La Villette accueille cette semaine la création du Misanthrope ou la conquête du courage d’après Molière et autres textes. Une mise en scène d’un jeune créateur, Maxime Chazalet. Mais pourquoi la nouvelle génération s’attaque si souvent à cette pièce présentée pour la première fois en 1666 ?
Comme le souligne Jean Rohou, dans l’ouvrage Lectures du Misanthrope, la plupart des grandes œuvres traitent d’un important problème universel de la condition humaine. Le problème universel du Misanthrope est donc la sociabilité, le rapport entre l’affirmation de soi et l’adaptation aux autres, aux circonstances, aux normes et conventions du moment. Autrement dit, cette pièce porte à la scène « l’éternelle divergence entre idéalistes et réalistes ». D’autant que tous les caractères se retrouvent dans chacun des personnages, faisant de cette pièce, « la plus ambiguë de Molière », la contradiction est tellement là que Jacques Copeau parlait du texte comme d’une « tragédie qui fait rire ».
Toujours dans le livre, Lectures du Misanthrope, Brigitte Prost rappelle que c’est Antoine Vitez, en 1988, qui a « récusé le topos de la tradition faisant d’Alceste un homme d’âge mur », confiant pour la première fois le rôle à un jeune comédien. Depuis, de jeunes metteurs en scène à la tête de troupes aux airs juvéniles s’emparent du texte et continuent à mettre dans le rôle principal celui d’un homme qui n’a pas dépassé les quarante ans.
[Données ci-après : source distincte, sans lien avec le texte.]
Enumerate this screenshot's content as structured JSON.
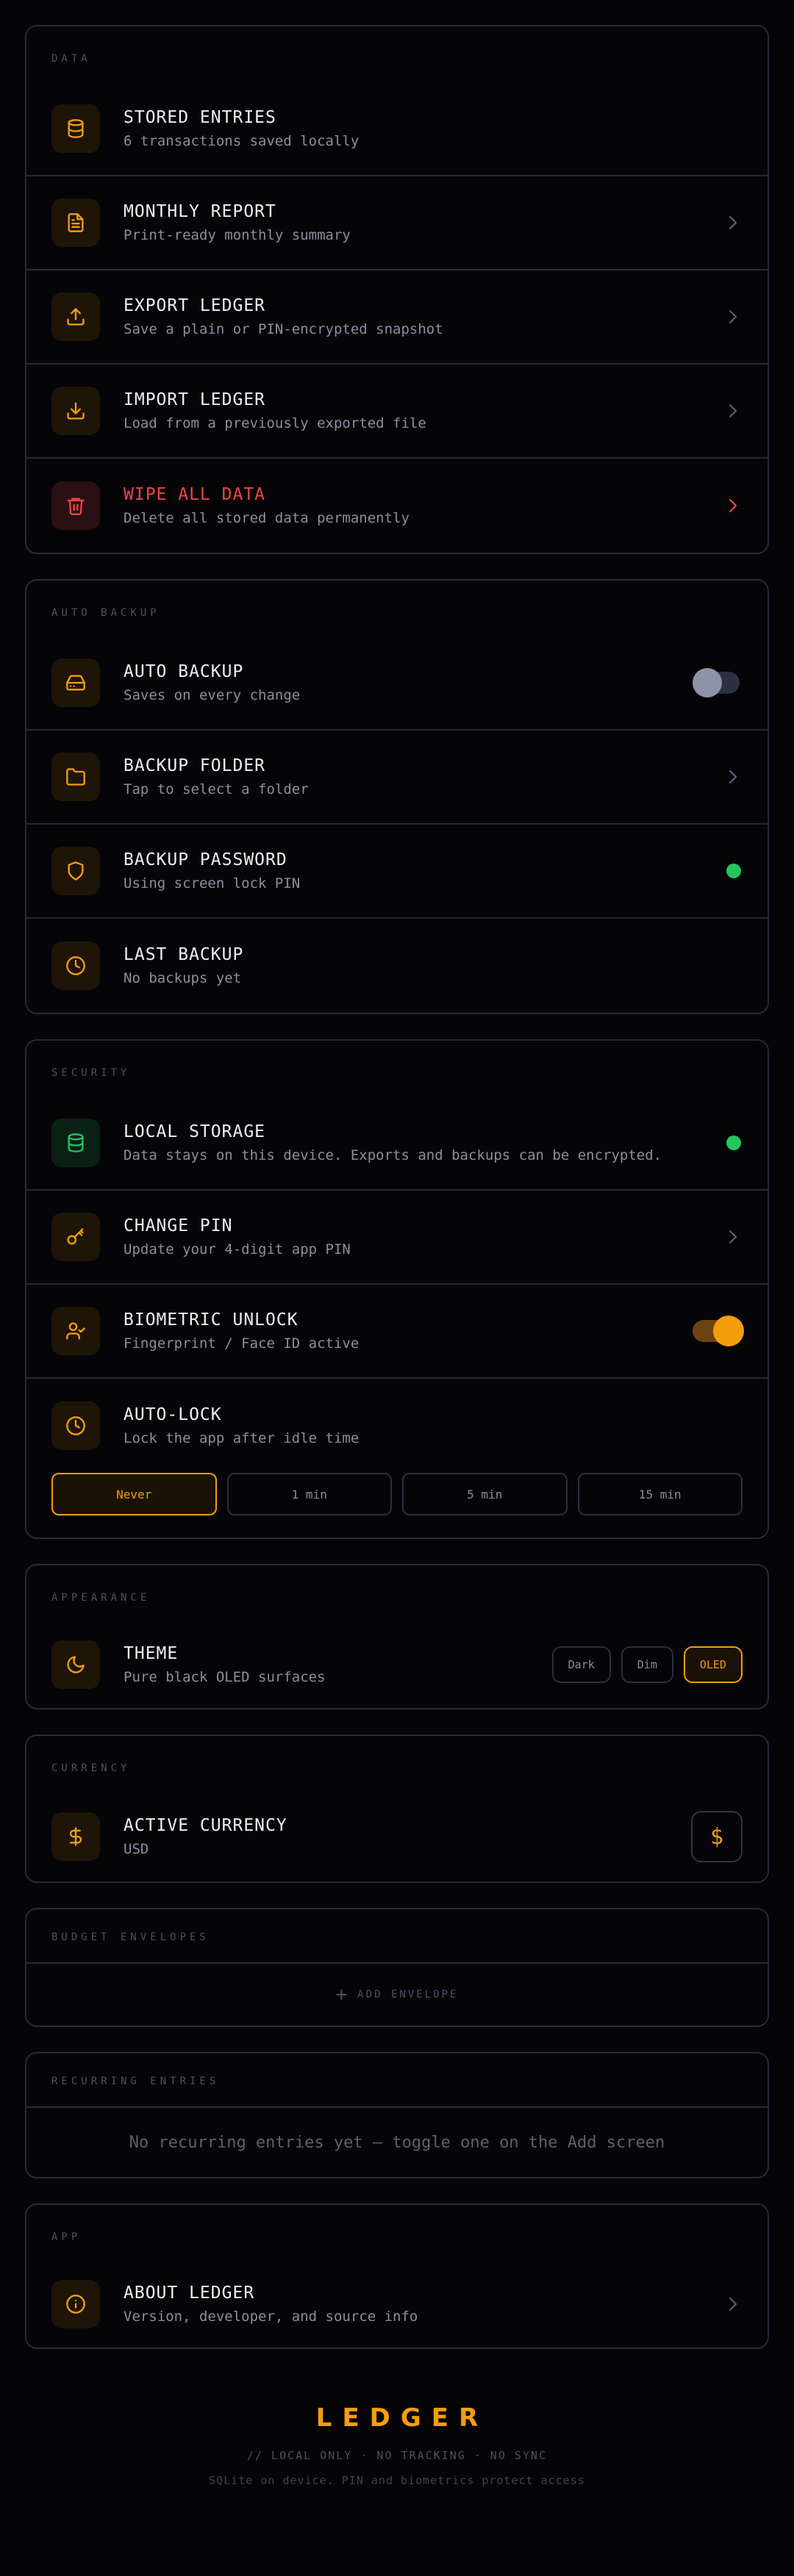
{
  "data_section": {
    "title": "DATA",
    "stored": {
      "title": "STORED ENTRIES",
      "subtitle": "6 transactions saved locally"
    },
    "report": {
      "title": "MONTHLY REPORT",
      "subtitle": "Print-ready monthly summary"
    },
    "export": {
      "title": "EXPORT LEDGER",
      "subtitle": "Save a plain or PIN-encrypted snapshot"
    },
    "import": {
      "title": "IMPORT LEDGER",
      "subtitle": "Load from a previously exported file"
    },
    "wipe": {
      "title": "WIPE ALL DATA",
      "subtitle": "Delete all stored data permanently"
    }
  },
  "backup_section": {
    "title": "AUTO BACKUP",
    "auto": {
      "title": "AUTO BACKUP",
      "subtitle": "Saves on every change",
      "enabled": false
    },
    "folder": {
      "title": "BACKUP FOLDER",
      "subtitle": "Tap to select a folder"
    },
    "password": {
      "title": "BACKUP PASSWORD",
      "subtitle": "Using screen lock PIN"
    },
    "last": {
      "title": "LAST BACKUP",
      "subtitle": "No backups yet"
    }
  },
  "security_section": {
    "title": "SECURITY",
    "storage": {
      "title": "LOCAL STORAGE",
      "subtitle": "Data stays on this device. Exports and backups can be encrypted."
    },
    "pin": {
      "title": "CHANGE PIN",
      "subtitle": "Update your 4-digit app PIN"
    },
    "biometric": {
      "title": "BIOMETRIC UNLOCK",
      "subtitle": "Fingerprint / Face ID active",
      "enabled": true
    },
    "autolock": {
      "title": "AUTO-LOCK",
      "subtitle": "Lock the app after idle time",
      "options": [
        "Never",
        "1 min",
        "5 min",
        "15 min"
      ],
      "selected": "Never"
    }
  },
  "appearance_section": {
    "title": "APPEARANCE",
    "theme": {
      "title": "THEME",
      "subtitle": "Pure black OLED surfaces",
      "options": [
        "Dark",
        "Dim",
        "OLED"
      ],
      "selected": "OLED"
    }
  },
  "currency_section": {
    "title": "CURRENCY",
    "active": {
      "title": "ACTIVE CURRENCY",
      "subtitle": "USD",
      "symbol": "$"
    }
  },
  "envelopes_section": {
    "title": "BUDGET ENVELOPES",
    "add_label": "ADD ENVELOPE"
  },
  "recurring_section": {
    "title": "RECURRING ENTRIES",
    "empty_text": "No recurring entries yet — toggle one on the Add screen"
  },
  "app_section": {
    "title": "APP",
    "about": {
      "title": "ABOUT LEDGER",
      "subtitle": "Version, developer, and source info"
    }
  },
  "footer": {
    "brand": "LEDGER",
    "line1": "// LOCAL ONLY · NO TRACKING · NO SYNC",
    "line2": "SQLite on device. PIN and biometrics protect access"
  },
  "colors": {
    "accent": "#f59e0b",
    "danger": "#ef4444",
    "success": "#22c55e",
    "background": "#050507",
    "border": "#262a38"
  }
}
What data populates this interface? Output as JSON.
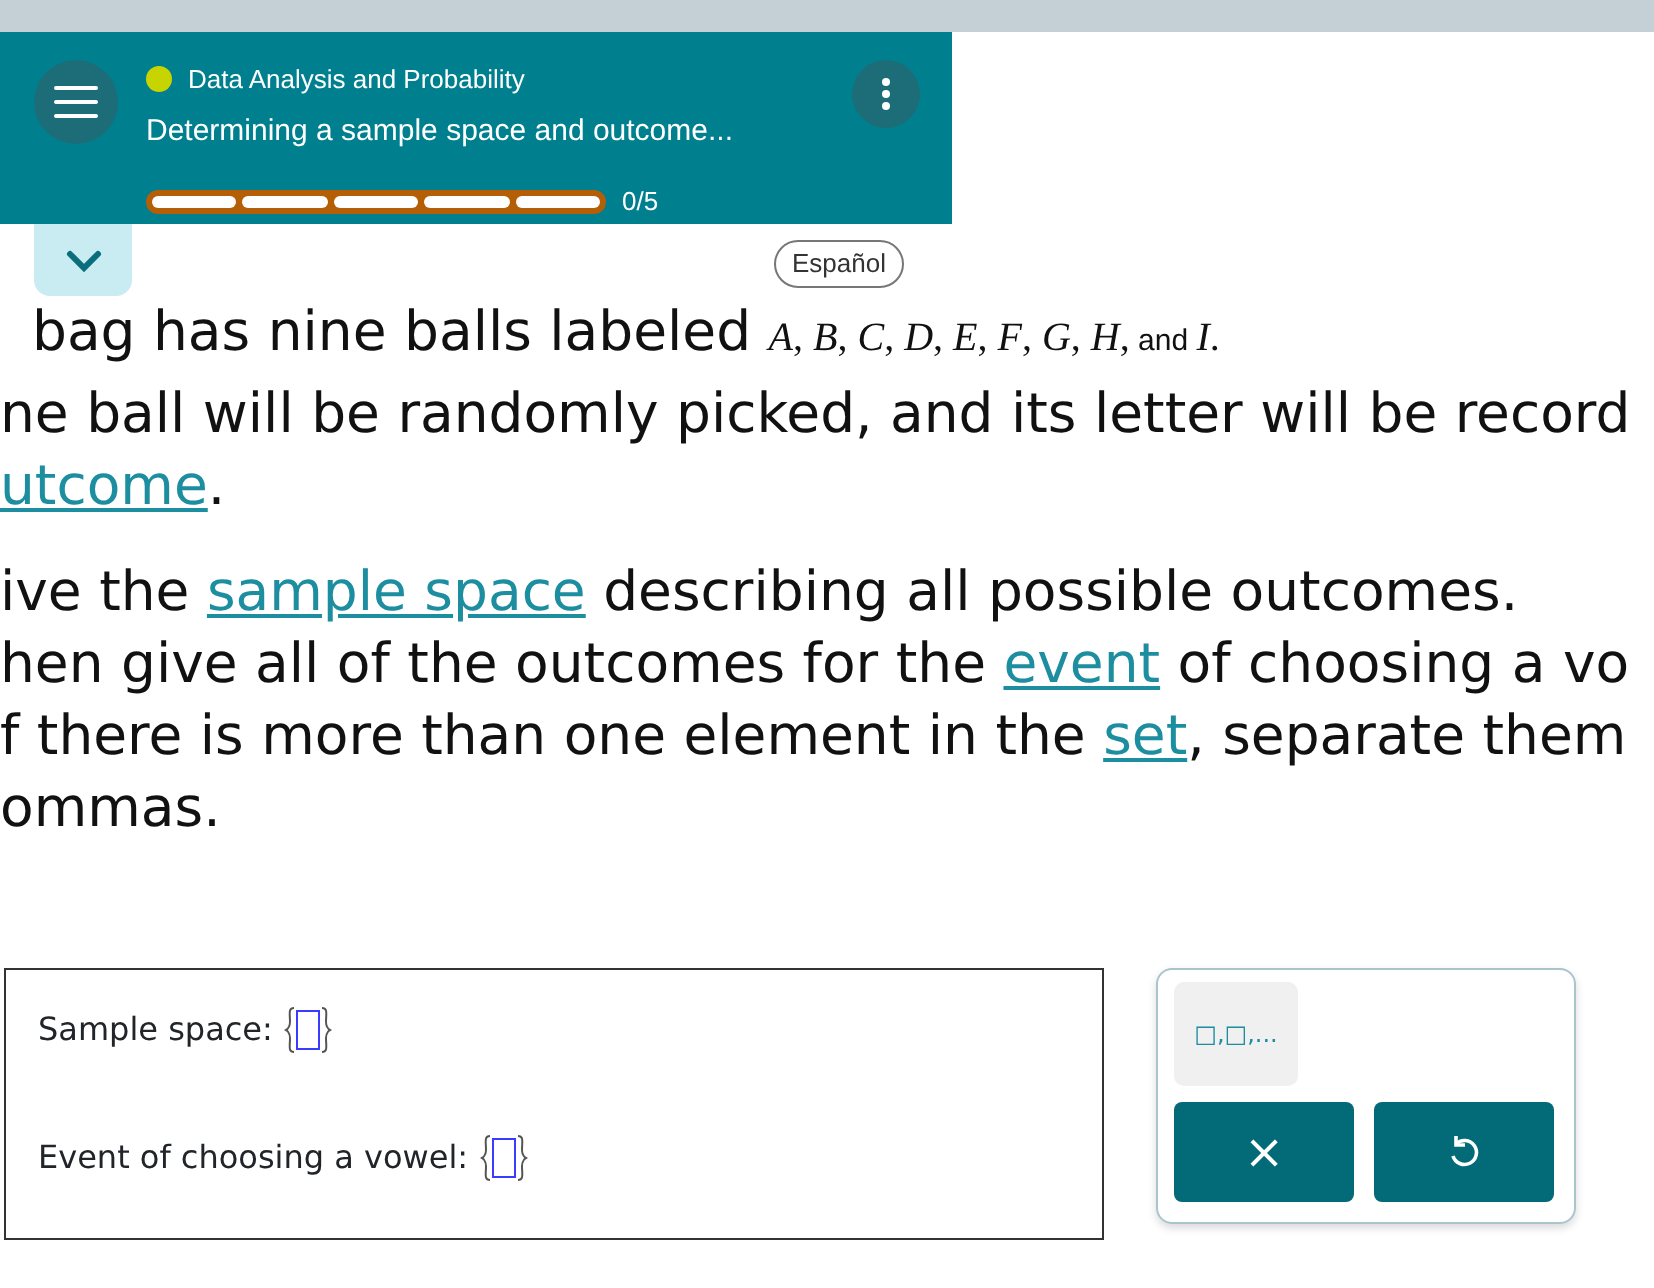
{
  "header": {
    "category": "Data Analysis and Probability",
    "title": "Determining a sample space and outcome...",
    "progress": {
      "segments": [
        {
          "filled": false
        },
        {
          "filled": false
        },
        {
          "filled": false
        },
        {
          "filled": false
        },
        {
          "filled": false
        }
      ],
      "reading": "0/5"
    }
  },
  "language_button": "Español",
  "paragraphs": [
    [
      [
        {
          "kind": "text",
          "text": "bag has nine balls labeled "
        },
        {
          "kind": "math",
          "text": "*A*, *B*, *C*, *D*, *E*, *F*, *G*, *H*,"
        },
        {
          "kind": "mtext",
          "text": " and "
        },
        {
          "kind": "math",
          "text": "*I*."
        }
      ],
      [
        {
          "kind": "text",
          "text": "ne ball will be randomly picked, and its letter will be record"
        }
      ],
      [
        {
          "kind": "term",
          "text": "utcome"
        },
        {
          "kind": "text",
          "text": "."
        }
      ]
    ],
    [
      [
        {
          "kind": "text",
          "text": "ive the "
        },
        {
          "kind": "term",
          "text": "sample space"
        },
        {
          "kind": "text",
          "text": " describing all possible outcomes."
        }
      ],
      [
        {
          "kind": "text",
          "text": "hen give all of the outcomes for the "
        },
        {
          "kind": "term",
          "text": "event"
        },
        {
          "kind": "text",
          "text": " of choosing a vo"
        }
      ],
      [
        {
          "kind": "text",
          "text": "f there is more than one element in the "
        },
        {
          "kind": "term",
          "text": "set"
        },
        {
          "kind": "text",
          "text": ", separate them"
        }
      ],
      [
        {
          "kind": "text",
          "text": "ommas."
        }
      ]
    ]
  ],
  "answers": [
    {
      "label": "Sample space:"
    },
    {
      "label": "Event of choosing a vowel:"
    }
  ],
  "keypad": {
    "template": "□,□,...",
    "clear": "×"
  }
}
Quels sont alors les arguments contemporains qui conduisent à ce choix ?
Maxime Chazalet parle d’Alceste comme d’un personnage qui « ne supporte plus de vivre dans un monde d’apparence où les hommes frivoles ne sont guidés que par leurs intérêts personnels. Dans sa quête de vérité, il tente de rétablir des rapports sincères entre les êtres ». Louise Vignaud, qui a monté la pièce en 2018 au Théâtre National Populaire de Villeurbanne, voit dans Le Misanthrope un « texte sur les apparences et l’hypocrisie » et pense qu’il est particulièrement juste pour « tenter de démasquer les jeux de complaisance et de pouvoir (…) entre les hommes de manière générale ». Lorsqu’Alexis Moati et Pierre Laneyrie mettent en scène Alceste(s) à La Criée de Marseille en 2016, ils posent la question, à travers le héros et ses facettes : « comment être au monde et fidèle à soi-même ? » Thibault Perrenoud qui a repris le texte à La Bastille en 2014 évoque ce personnage « affligé par l’hypocrisie et la frivolité de la société mondaine » revendiquant « un idéal d’honnêteté et de transparence des cœurs ».
À travers ces différents arguments, on imagine en filigrane la position de chaque artiste en proie à ses propres contradictions. Comment faire, lorsqu’on débute, pour se fondre dans un milieu qui ne vous attend pas tout en conservant sa singularité et sa distance face à ce qui n’est pas important ? Mettre en scène Le Misanthrope aujourd’hui n’est-ce pas soi-même s’affirmer comme tel dans toute ses contradictions ? Les réponses sont évidentes quand on prend de la distance par rapport aux personnages : Alceste veut vivre retiré de ce monde mais il est passionnément amoureux de celui-ci à travers sa plus vivante expression, à savoir Célimène. Peut-être qu’il n’existe pas de meilleure pièce que Le Misanthrope pour affirmer sa place dans le monde artistique, sans jamais être certain de ce qui nous attend après cet acte fondateur.